映画は結末がどうなるのかは示さずに終わる。しかし、家庭内の結びつきができたからといって、ハッピーエンドにはならないだろう。あの子は意識が戻るかはわからないし、データを消去した元警官の父親とその息子は罪に問われるだろう。iPad内のデータはツールで消したけれど、誰かスクショとかで残してあるとか何か手がかりは残っているだろうから。

ネットを使っている中で、突然、自分の意図しない方向には歯車が回転する。自分としてはその時は特に問題も感じずに行った行為が、もう戻れない結果を引き起こしてしまう。自分の過去の投稿とかを思い返して、そんな内容があっただろうか、と考え、ちょっとそら恐ろしくなったりもする(これ脱線)
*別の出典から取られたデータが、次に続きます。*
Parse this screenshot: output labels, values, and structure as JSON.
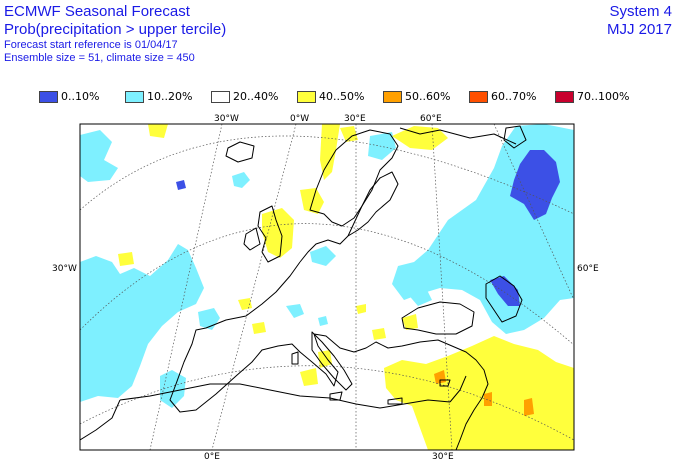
{
  "header": {
    "title": "ECMWF Seasonal Forecast",
    "subtitle": "Prob(precipitation > upper tercile)",
    "start_ref": "Forecast start reference is 01/04/17",
    "ensemble": "Ensemble size = 51, climate size = 450"
  },
  "system": {
    "name": "System 4",
    "period": "MJJ 2017"
  },
  "legend": [
    {
      "label": "0..10%",
      "color": "#3c50e6"
    },
    {
      "label": "10..20%",
      "color": "#7ef0ff"
    },
    {
      "label": "20..40%",
      "color": "#ffffff"
    },
    {
      "label": "40..50%",
      "color": "#ffff3c"
    },
    {
      "label": "50..60%",
      "color": "#ffa000"
    },
    {
      "label": "60..70%",
      "color": "#ff5000"
    },
    {
      "label": "70..100%",
      "color": "#c8002d"
    }
  ],
  "grid_labels": {
    "top_30w": "30°W",
    "top_0": "0°W",
    "top_30e": "30°E",
    "top_60e": "60°E",
    "left_30w": "30°W",
    "right_60e": "60°E",
    "bottom_0": "0°E",
    "bottom_30e": "30°E"
  }
}
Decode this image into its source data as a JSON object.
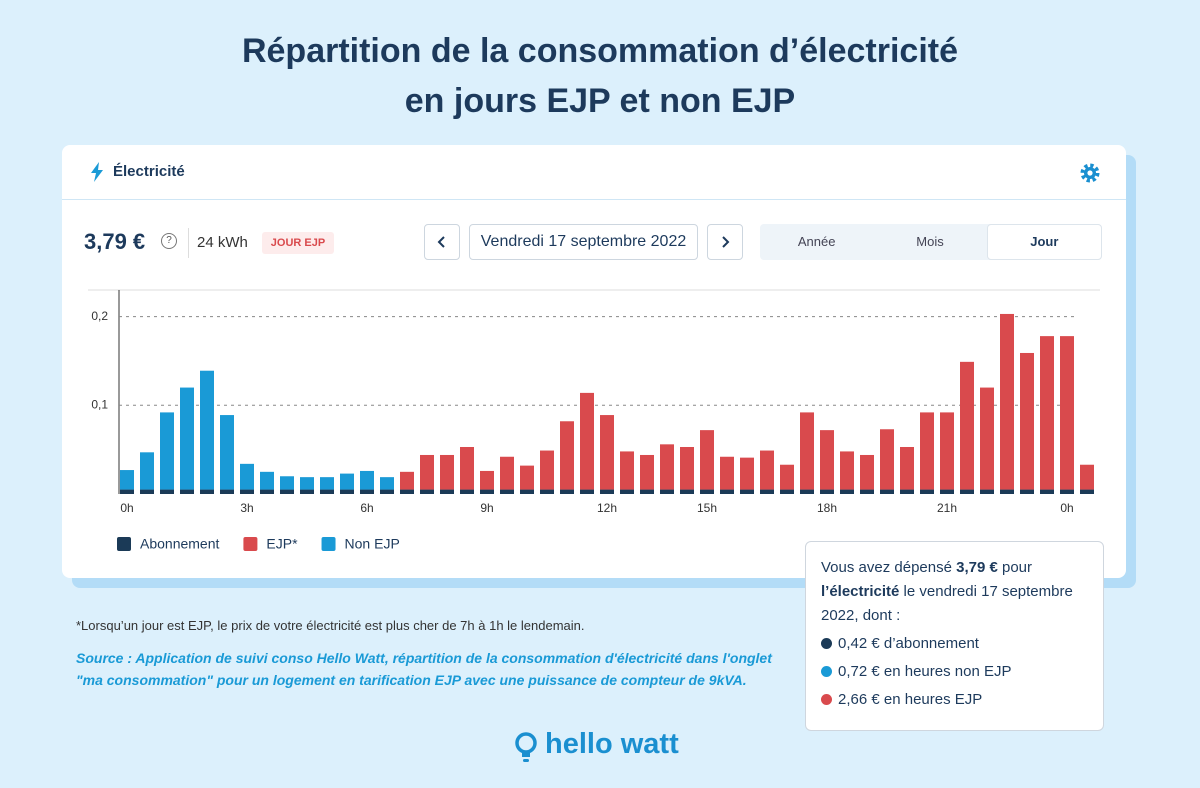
{
  "title": [
    "Répartition de la consommation d’électricité",
    "en jours EJP et non EJP"
  ],
  "card": {
    "header": "Électricité",
    "total": "3,79 €",
    "help": "?",
    "energy": "24 kWh",
    "badge": "JOUR EJP",
    "date": "Vendredi 17 septembre 2022",
    "tabs": [
      "Année",
      "Mois",
      "Jour"
    ]
  },
  "tooltip": {
    "intro": [
      "Vous avez dépensé ",
      "3,79 €",
      " pour ",
      "l’électricité",
      " le vendredi 17 septembre 2022, dont :"
    ],
    "items": [
      "0,42 € d’abonnement",
      "0,72 € en heures non EJP",
      "2,66 € en heures EJP"
    ]
  },
  "footnote": "*Lorsqu’un jour est EJP, le prix de votre électricité est plus cher de 7h à 1h le lendemain.",
  "source": "Source : Application de suivi conso Hello Watt, répartition de la consommation d'électricité dans l'onglet \"ma consommation\" pour un logement en tarification EJP avec une puissance de compteur de 9kVA.",
  "brand": "hello watt",
  "chart_data": {
    "type": "bar",
    "stacked": true,
    "grid": true,
    "legend": "bottom-left",
    "categories": [
      "0h",
      null,
      null,
      null,
      null,
      null,
      "3h",
      null,
      null,
      null,
      null,
      null,
      "6h",
      null,
      null,
      null,
      null,
      null,
      "9h",
      null,
      null,
      null,
      null,
      null,
      "12h",
      null,
      null,
      null,
      null,
      "15h",
      null,
      null,
      null,
      null,
      null,
      "18h",
      null,
      null,
      null,
      null,
      null,
      "21h",
      null,
      null,
      null,
      null,
      null,
      "0h",
      null
    ],
    "series": [
      {
        "name": "Abonnement",
        "color": "#1b3a57",
        "values": [
          0.005,
          0.005,
          0.005,
          0.005,
          0.005,
          0.005,
          0.005,
          0.005,
          0.005,
          0.005,
          0.005,
          0.005,
          0.005,
          0.005,
          0.005,
          0.005,
          0.005,
          0.005,
          0.005,
          0.005,
          0.005,
          0.005,
          0.005,
          0.005,
          0.005,
          0.005,
          0.005,
          0.005,
          0.005,
          0.005,
          0.005,
          0.005,
          0.005,
          0.005,
          0.005,
          0.005,
          0.005,
          0.005,
          0.005,
          0.005,
          0.005,
          0.005,
          0.005,
          0.005,
          0.005,
          0.005,
          0.005,
          0.005,
          0.005
        ]
      },
      {
        "name": "EJP*",
        "color": "#d94a4d",
        "values": [
          null,
          null,
          null,
          null,
          null,
          null,
          null,
          null,
          null,
          null,
          null,
          null,
          null,
          null,
          0.02,
          0.039,
          0.039,
          0.048,
          0.021,
          0.037,
          0.027,
          0.044,
          0.077,
          0.109,
          0.084,
          0.043,
          0.039,
          0.051,
          0.048,
          0.067,
          0.037,
          0.036,
          0.044,
          0.028,
          0.087,
          0.067,
          0.043,
          0.039,
          0.068,
          0.048,
          0.087,
          0.087,
          0.144,
          0.115,
          0.198,
          0.154,
          0.173,
          0.173,
          0.028
        ]
      },
      {
        "name": "Non EJP",
        "color": "#1a9ad6",
        "values": [
          0.022,
          0.042,
          0.087,
          0.115,
          0.134,
          0.084,
          0.029,
          0.02,
          0.015,
          0.014,
          0.014,
          0.018,
          0.021,
          0.014,
          null,
          null,
          null,
          null,
          null,
          null,
          null,
          null,
          null,
          null,
          null,
          null,
          null,
          null,
          null,
          null,
          null,
          null,
          null,
          null,
          null,
          null,
          null,
          null,
          null,
          null,
          null,
          null,
          null,
          null,
          null,
          null,
          null,
          null,
          null
        ]
      }
    ],
    "ylim": [
      0,
      0.23
    ],
    "yticks": [
      {
        "value": 0.1,
        "label": "0,1"
      },
      {
        "value": 0.2,
        "label": "0,2"
      }
    ]
  }
}
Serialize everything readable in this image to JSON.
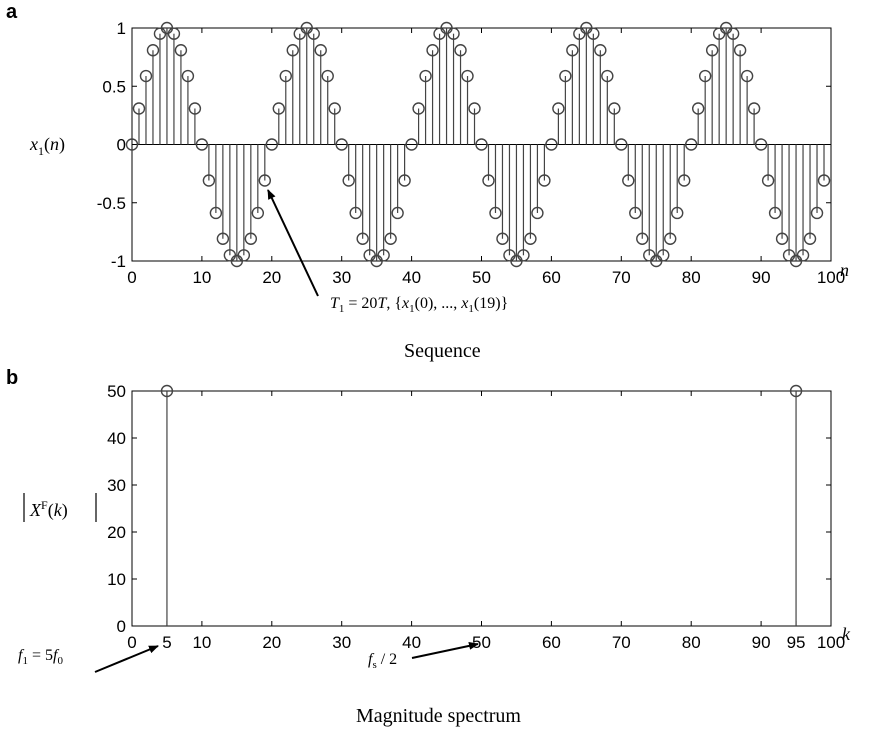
{
  "panels": {
    "a": {
      "letter": "a",
      "ylabel": "x1(n)",
      "xlabel": "n",
      "caption": "Sequence",
      "annotation": "T1 = 20T, {x1(0), ..., x1(19)}"
    },
    "b": {
      "letter": "b",
      "ylabel": "|XF(k)|",
      "xlabel": "k",
      "caption": "Magnitude spectrum",
      "annotation_left": "f1 = 5f0",
      "annotation_right": "fs / 2"
    }
  },
  "chart_data": [
    {
      "type": "stem",
      "title": "Sequence",
      "xlabel": "n",
      "ylabel": "x1(n)",
      "xlim": [
        0,
        100
      ],
      "ylim": [
        -1,
        1
      ],
      "xticks": [
        0,
        10,
        20,
        30,
        40,
        50,
        60,
        70,
        80,
        90,
        100
      ],
      "yticks": [
        -1,
        -0.5,
        0,
        0.5,
        1
      ],
      "ytick_labels": [
        "-1",
        "-0.5",
        "0",
        "0.5",
        "1"
      ],
      "function": "sin(2*pi*n/20)",
      "n_range": [
        0,
        99
      ],
      "period": 20,
      "annotation": {
        "text": "T1 = 20T, {x1(0), ..., x1(19)}",
        "points_to_n": 19
      }
    },
    {
      "type": "stem",
      "title": "Magnitude spectrum",
      "xlabel": "k",
      "ylabel": "|XF(k)|",
      "xlim": [
        0,
        100
      ],
      "ylim": [
        0,
        50
      ],
      "xticks": [
        0,
        5,
        10,
        20,
        30,
        40,
        50,
        60,
        70,
        80,
        90,
        95,
        100
      ],
      "yticks": [
        0,
        10,
        20,
        30,
        40,
        50
      ],
      "points": [
        {
          "k": 5,
          "value": 50
        },
        {
          "k": 95,
          "value": 50
        }
      ],
      "annotations": [
        {
          "text": "f1 = 5f0",
          "points_to_k": 5
        },
        {
          "text": "fs / 2",
          "points_to_k": 50
        }
      ]
    }
  ]
}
日本国内で、ネットモラル・危険回避のための啓発ビデオも幾つか制作されていて、それを学校の教材として利用している(某教会の社会貢献としてつくっているものとか)されているものよりも、日本のティーンや保護者にとって、はるかにリアリティあふれる映像と内容となっている。

この映画の日本版リメイクもできるのではないだろうか。そうしたらこの映画とは異なった日本独自の様相が現れるだろう。例えばツールにしてみれば、会話のやり取りはFacebookではなくLINEで、そして自撮りしてビデオコミュニケーションするにはツイキャスがでてくるとか。。

これが上映されている映画館が全国でもあまりに少ないのが残念だ。親とか学校の先生は、今のネット社会のフツーの光景として、絶対に見て欲しい映画だ。